Thank the Old, Embrace the New

I am about to move, and it’s been an emotional journey. I love the apartment I am leaving. It’s the first place I ever bought. I purchased it when I became an empty-nester, as a platform for the next chapter of my life. My goal was to expand my social life, enrich my work-life balance, and give more space to romance than I had as a single parent.

So, I found a cute one bedroom apartment smack dab in the heart of Manhattan, and made it my own. Every single day for the past 10 years I’ve been grateful for this amazing home. Within a stone’s throw of Broadway, I’ve spent many evenings finishing a home cooked at my table at 7:45pm, while making it to the theater in time for curtain at 8 o'clock. I’ve hosted lots of holiday meals and enjoyed dozens of drop by visits from friends and family. And my rich dating life led to meeting a wonderful man, who moved in 2 years ago. 

To make space for him, I cleared out half of every closet, cabinet and drawer (though he’d argue that I have since stolen much of it back). Yet, despite my efforts, the truth was that my beloved one bedroom space was not quite built for two. So, after a long inner debate I decided to put my home on the market. It was time to finish my chapter, and begin ours.

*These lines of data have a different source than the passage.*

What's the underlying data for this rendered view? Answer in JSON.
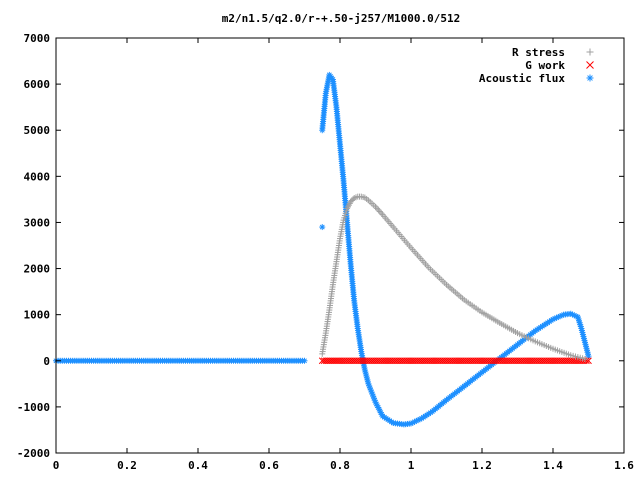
{
  "chart_data": {
    "type": "scatter",
    "title": "m2/n1.5/q2.0/r-+.50-j257/M1000.0/512",
    "xlabel": "",
    "ylabel": "",
    "xlim": [
      0,
      1.6
    ],
    "ylim": [
      -2000,
      7000
    ],
    "x_ticks": [
      0,
      0.2,
      0.4,
      0.6,
      0.8,
      1,
      1.2,
      1.4,
      1.6
    ],
    "y_ticks": [
      -2000,
      -1000,
      0,
      1000,
      2000,
      3000,
      4000,
      5000,
      6000,
      7000
    ],
    "x_tick_labels": [
      "0",
      "0.2",
      "0.4",
      "0.6",
      "0.8",
      "1",
      "1.2",
      "1.4",
      "1.6"
    ],
    "y_tick_labels": [
      "-2000",
      "-1000",
      "0",
      "1000",
      "2000",
      "3000",
      "4000",
      "5000",
      "6000",
      "7000"
    ],
    "grid": false,
    "legend_position": "top-right",
    "series": [
      {
        "name": "R stress",
        "marker": "plus",
        "color": "#a0a0a0",
        "x": [
          0.75,
          0.76,
          0.77,
          0.78,
          0.79,
          0.8,
          0.81,
          0.82,
          0.83,
          0.84,
          0.85,
          0.86,
          0.87,
          0.88,
          0.9,
          0.92,
          0.95,
          1.0,
          1.05,
          1.1,
          1.15,
          1.2,
          1.25,
          1.3,
          1.35,
          1.4,
          1.45,
          1.49
        ],
        "y": [
          150,
          600,
          1100,
          1650,
          2150,
          2650,
          3050,
          3300,
          3450,
          3530,
          3560,
          3560,
          3540,
          3480,
          3340,
          3170,
          2900,
          2450,
          2020,
          1650,
          1320,
          1050,
          820,
          600,
          420,
          260,
          120,
          40
        ]
      },
      {
        "name": "G work",
        "marker": "cross",
        "color": "#ff0000",
        "x": [
          0.75,
          0.8,
          0.9,
          1.0,
          1.1,
          1.2,
          1.3,
          1.4,
          1.5
        ],
        "y": [
          0,
          0,
          0,
          0,
          0,
          0,
          0,
          0,
          0
        ]
      },
      {
        "name": "Acoustic flux",
        "marker": "star",
        "color": "#1e90ff",
        "x": [
          0,
          0.1,
          0.2,
          0.3,
          0.4,
          0.5,
          0.6,
          0.7,
          0.75,
          0.75,
          0.76,
          0.77,
          0.78,
          0.79,
          0.8,
          0.81,
          0.82,
          0.83,
          0.84,
          0.85,
          0.86,
          0.87,
          0.88,
          0.9,
          0.92,
          0.95,
          0.98,
          1.0,
          1.03,
          1.06,
          1.1,
          1.15,
          1.2,
          1.25,
          1.3,
          1.35,
          1.4,
          1.43,
          1.45,
          1.47,
          1.48,
          1.49,
          1.5
        ],
        "y": [
          0,
          0,
          0,
          0,
          0,
          0,
          0,
          0,
          2900,
          5000,
          5800,
          6200,
          6100,
          5500,
          4700,
          3900,
          3000,
          2100,
          1300,
          700,
          200,
          -200,
          -500,
          -900,
          -1200,
          -1350,
          -1380,
          -1360,
          -1250,
          -1100,
          -850,
          -550,
          -250,
          50,
          350,
          650,
          900,
          1000,
          1020,
          950,
          700,
          400,
          100
        ]
      }
    ]
  }
}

But when the open houses started, you could tell I was still attached to my home. I’d stick around to eyeball who showed up, and create entire narratives around whether they were right for the space. One couple looked like they were big book readers from Seattle, and I thought -- I want them to buy it!  Needless to say, my agent scolded me, and said that I needed to stop getting emotionally involved.

A few weeks later, I got an offer from a couple that loved the apartment so much that they asked to buy some of the furniture. I was so relieved. It felt like a sign that they understood and appreciated the apartment. My soul was happy that these were the people buying it.

Though we are moving to a great 2 bedroom apartment in a fun new neighborhood, saying goodbye to something you love is never easy. At first, I found myself looking for things that were wrong with my current apartment in attempt to make the transition easier. Then I realized, I don't have to hate this place or find something wrong with it in order to move forward. I can love and appreciate it for everything it has done for me, and still be ready for the next adventure. I can thank the old for paving the way for the new.

Anyone facing a transition, such as a move, job change, divorce, empty nest, or retirement, knows that change is usually filled with mixed emotions. During times of transition, be gentle with yourself--- remember that you don’t have to reject your past to make room for your future. Times of change are filled with opportunity, and it’s good to know that you can make the process nurturing by honoring the best of what you have created. I decided to take my own advice, and follow the principles behind SHED:

Separate the treasures — Identify what is truly worth hanging on to.
Heave the trash — Release what’s weighing you down.
Embrace your identity from within — Connect to who you are without all your stuff   
Drive yourself forward — Explore the direction that expresses your genuine self.

I realized that though I am leaving the home that I loved, I am not leaving the life I loved and created. I’m bringing all of that forward. In fact, the thing that really helped me cross the emotional bridge was discovering that the our big french country table fit perfectly in our new dining room. I treasure the memories made at this table the most and am thrilled to break-in the new place this Thanksgiving with our old gathering place (and the friends and family that sit around it).